Le Maroc arrive en tête des pays africains les plus attractifs pour l’investissement industriel, selon le dernier Baromètre africain de l’investissement industriel. Le classement met en avant une industrialisation africaine en progression, mais encore concentrée autour d’un nombre limité d’économies.
Selon ce rapport, cinq pays captent près de 45 % de la valeur ajoutée manufacturière du continent. Le Maroc se distingue par l’indice d’attractivité industrielle le plus élevé, établi à 0,46, devant l’Égypte, le Nigéria, la Tanzanie, la Tunisie et l’Afrique du Sud.
Entre 2020 et 2025, le Royaume a attiré 152 projets Greenfield, dont 89 % correspondent à de nouveaux investissements. Cette performance repose sur une base industrielle diversifiée, portée notamment par l’automobile, l’aéronautique, les batteries et le textile.

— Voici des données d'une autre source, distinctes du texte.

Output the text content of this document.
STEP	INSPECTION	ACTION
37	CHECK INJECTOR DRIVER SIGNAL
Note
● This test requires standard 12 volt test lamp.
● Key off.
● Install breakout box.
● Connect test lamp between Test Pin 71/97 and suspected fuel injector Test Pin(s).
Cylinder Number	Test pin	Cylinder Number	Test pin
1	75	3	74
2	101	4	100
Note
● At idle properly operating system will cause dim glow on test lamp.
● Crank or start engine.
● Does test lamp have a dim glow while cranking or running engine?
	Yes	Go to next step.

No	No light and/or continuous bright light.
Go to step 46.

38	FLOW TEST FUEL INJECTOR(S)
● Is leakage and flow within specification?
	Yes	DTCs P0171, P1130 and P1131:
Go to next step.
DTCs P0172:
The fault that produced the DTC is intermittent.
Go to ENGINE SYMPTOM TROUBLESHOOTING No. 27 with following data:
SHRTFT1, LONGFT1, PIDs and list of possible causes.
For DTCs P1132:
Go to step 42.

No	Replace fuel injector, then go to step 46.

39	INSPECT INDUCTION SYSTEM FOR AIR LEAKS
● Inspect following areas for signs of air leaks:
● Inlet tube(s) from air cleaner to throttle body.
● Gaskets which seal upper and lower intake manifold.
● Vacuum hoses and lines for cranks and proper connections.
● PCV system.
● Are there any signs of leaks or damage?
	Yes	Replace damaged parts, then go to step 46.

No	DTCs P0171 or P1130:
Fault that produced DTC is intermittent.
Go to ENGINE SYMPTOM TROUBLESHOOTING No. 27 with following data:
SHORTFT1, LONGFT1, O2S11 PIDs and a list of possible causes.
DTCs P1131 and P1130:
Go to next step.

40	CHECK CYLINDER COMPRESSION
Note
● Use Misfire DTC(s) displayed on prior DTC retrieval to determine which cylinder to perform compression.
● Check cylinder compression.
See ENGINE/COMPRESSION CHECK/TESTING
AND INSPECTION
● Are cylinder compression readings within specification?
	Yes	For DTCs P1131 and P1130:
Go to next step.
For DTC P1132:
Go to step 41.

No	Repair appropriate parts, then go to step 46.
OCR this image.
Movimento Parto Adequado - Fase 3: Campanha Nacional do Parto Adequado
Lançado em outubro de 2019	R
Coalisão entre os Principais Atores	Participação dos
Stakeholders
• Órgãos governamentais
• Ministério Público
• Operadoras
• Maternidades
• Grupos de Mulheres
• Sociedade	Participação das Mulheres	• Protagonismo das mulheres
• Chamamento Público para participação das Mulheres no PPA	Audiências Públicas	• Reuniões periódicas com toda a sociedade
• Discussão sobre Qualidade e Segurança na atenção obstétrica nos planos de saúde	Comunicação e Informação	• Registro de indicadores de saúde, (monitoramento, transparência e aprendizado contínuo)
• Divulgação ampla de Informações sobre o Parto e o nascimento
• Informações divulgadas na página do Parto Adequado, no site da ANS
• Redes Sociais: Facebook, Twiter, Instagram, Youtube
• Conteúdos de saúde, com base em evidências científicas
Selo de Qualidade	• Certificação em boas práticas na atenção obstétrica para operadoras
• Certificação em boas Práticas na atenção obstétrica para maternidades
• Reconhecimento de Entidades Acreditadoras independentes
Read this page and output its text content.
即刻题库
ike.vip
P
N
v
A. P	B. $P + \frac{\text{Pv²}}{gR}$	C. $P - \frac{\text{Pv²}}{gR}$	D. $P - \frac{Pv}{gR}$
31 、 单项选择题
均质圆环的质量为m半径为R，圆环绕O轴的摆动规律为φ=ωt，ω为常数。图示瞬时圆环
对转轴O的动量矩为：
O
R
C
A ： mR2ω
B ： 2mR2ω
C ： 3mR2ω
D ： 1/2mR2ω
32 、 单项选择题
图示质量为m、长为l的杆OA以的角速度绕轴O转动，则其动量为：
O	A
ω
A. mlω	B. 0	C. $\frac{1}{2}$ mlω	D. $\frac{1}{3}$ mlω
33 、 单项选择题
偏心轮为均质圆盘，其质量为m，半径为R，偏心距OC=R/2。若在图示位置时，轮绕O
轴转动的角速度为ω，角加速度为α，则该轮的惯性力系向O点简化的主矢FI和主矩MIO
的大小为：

Le rapport met aussi en avant la cohérence de la politique industrielle marocaine, la qualité des infrastructures logistiques et le développement de zones industrielles intégrées.
Le Maroc bénéficie également de la montée en puissance des chaînes de valeur liées à la transition énergétique et à la mobilité électrique. Les investissements industriels se concentrent notamment dans les batteries, l’automobile, le textile et la chimie. Le Royaume reste toutefois confronté à des défis liés à sa dépendance technologique extérieure.
L’Égypte occupe la deuxième place du classement, avec 212 projets d’investissements directs étrangers. Le pays s’appuie sur un marché intérieur important, une base industrielle diversifiée et un positionnement stratégique autour du canal de Suez. Ses investissements concernent notamment l’agroalimentaire, la chimie, le raffinage, le textile et la cimenterie, mais les contraintes macroéconomiques et les besoins énergétiques demeurent des points de vigilance.
Le Nigéria et la Tanzanie affichent chacun un indice d’attractivité de 0,35. Le Nigéria dispose d’un marché intérieur massif et de ressources naturelles importantes, avec des projets dans les infrastructures et le raffinage. La Tanzanie, de son côté, bénéficie d’une dynamique portée par le gaz naturel et les infrastructures logistiques. Dans les deux cas, le potentiel reste freiné par des faiblesses structurelles, notamment l’insuffisance des infrastructures, l’instabilité énergétique et la dépendance aux ressources naturelles.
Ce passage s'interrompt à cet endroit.